We can compare all batted balls hit with similar launch angles and exit velocities over the past three seasons to get a hit probability for each batted ball. We can also use the probabilities of specific outcomes such as singles, doubles, triples and home runs to get an expected slugging percentage (xSLG) for each batted ball as well as a total cumulative xSLG. With large enough sample size, xSLG generally converges to SLG. Baseballsavant.com, a website containing the publically available Statcast data, calls this difference xSLG-SLG. A player whose statistics accurately convey the balls he hits would have an xSLG-SLG of 0.


In 2017, Jackie Bradley had an xSLG-SLG of .007, a margin of error of approximately 1.7 percent. In 2017, his slugging percentage conveyed a mostly accurate picture of the balls he hit over the course of the season.


Through the extremely small sample size of his first eight games, Jackie Bradley had an xSLG-SLG of .179. His actual SLG was .200 but his xSLG was almost exactly double that. Every player goes through a stretch of hitting balls hard but right at people. Lineouts are good contact with no reward. We’re told they all balance out over the course of the season, but so far Jackie Bradley has been getting very unlucky.


For example, let’s look at April 7 against the Rays. The box score will tell you that he went 0-for-4 and dropped his average to .115. He absolutely crushed two balls. One was a lineout to second baseman Joey Wendle. He hit it 105 mph at a launch angle of 10 degrees. That’s the kind of contact a hitter dreams of, and for good reason. Since 2015, MLB hitters are batting .912 on those balls. Yes, .912.

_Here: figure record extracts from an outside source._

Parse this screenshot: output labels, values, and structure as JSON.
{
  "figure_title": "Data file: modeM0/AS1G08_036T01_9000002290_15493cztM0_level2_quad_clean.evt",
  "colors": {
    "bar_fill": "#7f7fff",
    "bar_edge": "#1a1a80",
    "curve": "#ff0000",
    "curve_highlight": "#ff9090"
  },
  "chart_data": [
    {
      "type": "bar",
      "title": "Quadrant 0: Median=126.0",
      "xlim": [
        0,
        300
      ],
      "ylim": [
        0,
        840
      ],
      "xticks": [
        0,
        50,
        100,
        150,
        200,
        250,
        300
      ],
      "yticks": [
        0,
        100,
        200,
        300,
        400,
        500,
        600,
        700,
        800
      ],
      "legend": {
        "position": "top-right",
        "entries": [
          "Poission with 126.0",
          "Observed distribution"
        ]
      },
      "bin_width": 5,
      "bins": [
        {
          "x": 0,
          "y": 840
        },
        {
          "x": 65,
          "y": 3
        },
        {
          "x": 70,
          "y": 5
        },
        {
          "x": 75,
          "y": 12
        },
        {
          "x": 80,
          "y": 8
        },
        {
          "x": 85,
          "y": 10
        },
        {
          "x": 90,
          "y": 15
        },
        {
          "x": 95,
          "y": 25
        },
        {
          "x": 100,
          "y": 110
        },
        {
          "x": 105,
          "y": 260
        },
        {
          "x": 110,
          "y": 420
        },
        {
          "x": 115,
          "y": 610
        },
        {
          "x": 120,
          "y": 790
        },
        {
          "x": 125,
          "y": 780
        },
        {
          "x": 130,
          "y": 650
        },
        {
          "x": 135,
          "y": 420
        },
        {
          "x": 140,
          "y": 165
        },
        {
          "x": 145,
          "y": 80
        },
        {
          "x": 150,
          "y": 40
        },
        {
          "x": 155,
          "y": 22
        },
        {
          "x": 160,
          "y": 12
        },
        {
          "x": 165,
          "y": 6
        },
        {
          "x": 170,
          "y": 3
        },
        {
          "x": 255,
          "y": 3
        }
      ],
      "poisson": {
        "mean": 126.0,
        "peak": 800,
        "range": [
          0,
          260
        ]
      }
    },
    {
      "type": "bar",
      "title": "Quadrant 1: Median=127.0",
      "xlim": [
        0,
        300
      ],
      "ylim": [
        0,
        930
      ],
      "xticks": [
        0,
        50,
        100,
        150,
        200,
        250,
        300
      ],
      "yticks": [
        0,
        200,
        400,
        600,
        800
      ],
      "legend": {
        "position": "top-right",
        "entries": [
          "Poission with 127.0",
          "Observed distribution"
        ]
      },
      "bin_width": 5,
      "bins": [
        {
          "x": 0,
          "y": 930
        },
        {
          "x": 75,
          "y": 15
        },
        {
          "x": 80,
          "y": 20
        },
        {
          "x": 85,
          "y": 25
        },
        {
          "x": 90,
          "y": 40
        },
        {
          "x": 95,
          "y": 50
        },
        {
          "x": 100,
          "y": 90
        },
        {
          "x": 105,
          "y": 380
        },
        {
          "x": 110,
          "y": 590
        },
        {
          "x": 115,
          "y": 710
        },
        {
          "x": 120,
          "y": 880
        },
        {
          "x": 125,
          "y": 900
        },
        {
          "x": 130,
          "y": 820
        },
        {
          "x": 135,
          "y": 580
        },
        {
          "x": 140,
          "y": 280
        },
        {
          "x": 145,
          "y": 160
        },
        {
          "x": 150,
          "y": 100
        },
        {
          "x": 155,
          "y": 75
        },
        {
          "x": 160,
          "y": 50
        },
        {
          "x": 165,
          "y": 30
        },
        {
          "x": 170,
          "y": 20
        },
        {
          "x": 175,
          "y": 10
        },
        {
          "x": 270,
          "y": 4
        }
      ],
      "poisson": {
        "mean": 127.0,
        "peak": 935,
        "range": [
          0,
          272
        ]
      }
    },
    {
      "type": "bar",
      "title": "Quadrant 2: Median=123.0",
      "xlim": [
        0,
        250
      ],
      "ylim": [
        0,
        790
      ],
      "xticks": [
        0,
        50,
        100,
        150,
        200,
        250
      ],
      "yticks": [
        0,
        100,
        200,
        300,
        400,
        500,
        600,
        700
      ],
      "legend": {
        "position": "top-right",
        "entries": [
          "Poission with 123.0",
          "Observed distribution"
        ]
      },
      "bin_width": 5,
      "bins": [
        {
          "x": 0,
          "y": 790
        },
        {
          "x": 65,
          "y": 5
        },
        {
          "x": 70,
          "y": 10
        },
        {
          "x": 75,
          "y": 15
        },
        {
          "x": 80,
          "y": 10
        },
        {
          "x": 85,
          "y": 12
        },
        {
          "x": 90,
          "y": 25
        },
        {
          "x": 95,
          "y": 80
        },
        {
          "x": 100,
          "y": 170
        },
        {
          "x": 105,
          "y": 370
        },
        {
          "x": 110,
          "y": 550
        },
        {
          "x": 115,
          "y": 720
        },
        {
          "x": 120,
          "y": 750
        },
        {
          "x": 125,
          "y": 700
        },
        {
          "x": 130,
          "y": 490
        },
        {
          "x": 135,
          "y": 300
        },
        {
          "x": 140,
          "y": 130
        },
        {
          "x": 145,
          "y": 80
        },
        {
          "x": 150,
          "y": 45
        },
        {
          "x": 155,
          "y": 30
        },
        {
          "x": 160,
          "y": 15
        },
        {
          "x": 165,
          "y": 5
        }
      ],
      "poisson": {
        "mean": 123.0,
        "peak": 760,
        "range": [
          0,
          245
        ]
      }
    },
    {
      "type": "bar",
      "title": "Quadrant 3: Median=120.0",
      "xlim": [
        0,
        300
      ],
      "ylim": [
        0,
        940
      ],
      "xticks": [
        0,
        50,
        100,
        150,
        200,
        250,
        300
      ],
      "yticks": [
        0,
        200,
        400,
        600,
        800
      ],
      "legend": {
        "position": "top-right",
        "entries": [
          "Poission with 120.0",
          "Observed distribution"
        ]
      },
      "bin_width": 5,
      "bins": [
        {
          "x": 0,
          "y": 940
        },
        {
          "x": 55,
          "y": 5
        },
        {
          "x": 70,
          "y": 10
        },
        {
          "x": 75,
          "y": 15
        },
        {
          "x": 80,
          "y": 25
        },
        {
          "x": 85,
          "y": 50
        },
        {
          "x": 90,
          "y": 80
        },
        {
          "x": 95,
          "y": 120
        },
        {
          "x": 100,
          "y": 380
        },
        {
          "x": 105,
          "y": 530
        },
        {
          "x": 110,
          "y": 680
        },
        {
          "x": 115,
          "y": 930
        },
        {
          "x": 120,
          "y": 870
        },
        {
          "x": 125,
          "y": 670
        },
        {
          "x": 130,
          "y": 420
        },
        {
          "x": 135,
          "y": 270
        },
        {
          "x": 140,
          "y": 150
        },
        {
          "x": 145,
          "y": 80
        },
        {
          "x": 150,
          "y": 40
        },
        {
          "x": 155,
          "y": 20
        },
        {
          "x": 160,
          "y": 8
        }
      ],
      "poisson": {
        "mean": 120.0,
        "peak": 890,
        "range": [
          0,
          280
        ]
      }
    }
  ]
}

The other ball he squared up left his bat at 101.5 mph at 35 degrees. The fine print says it was a fly out to right fielder Mallex Smith. The fine print does not say that batters are hitting .646 on that type of contact and 58 percent of the time balls hit that well go for home runs.


He’s making good contact and it’s not surprising that he broke out last night against the Yankees. Yes, his numbers are off to a slow start. But they’ll catch up.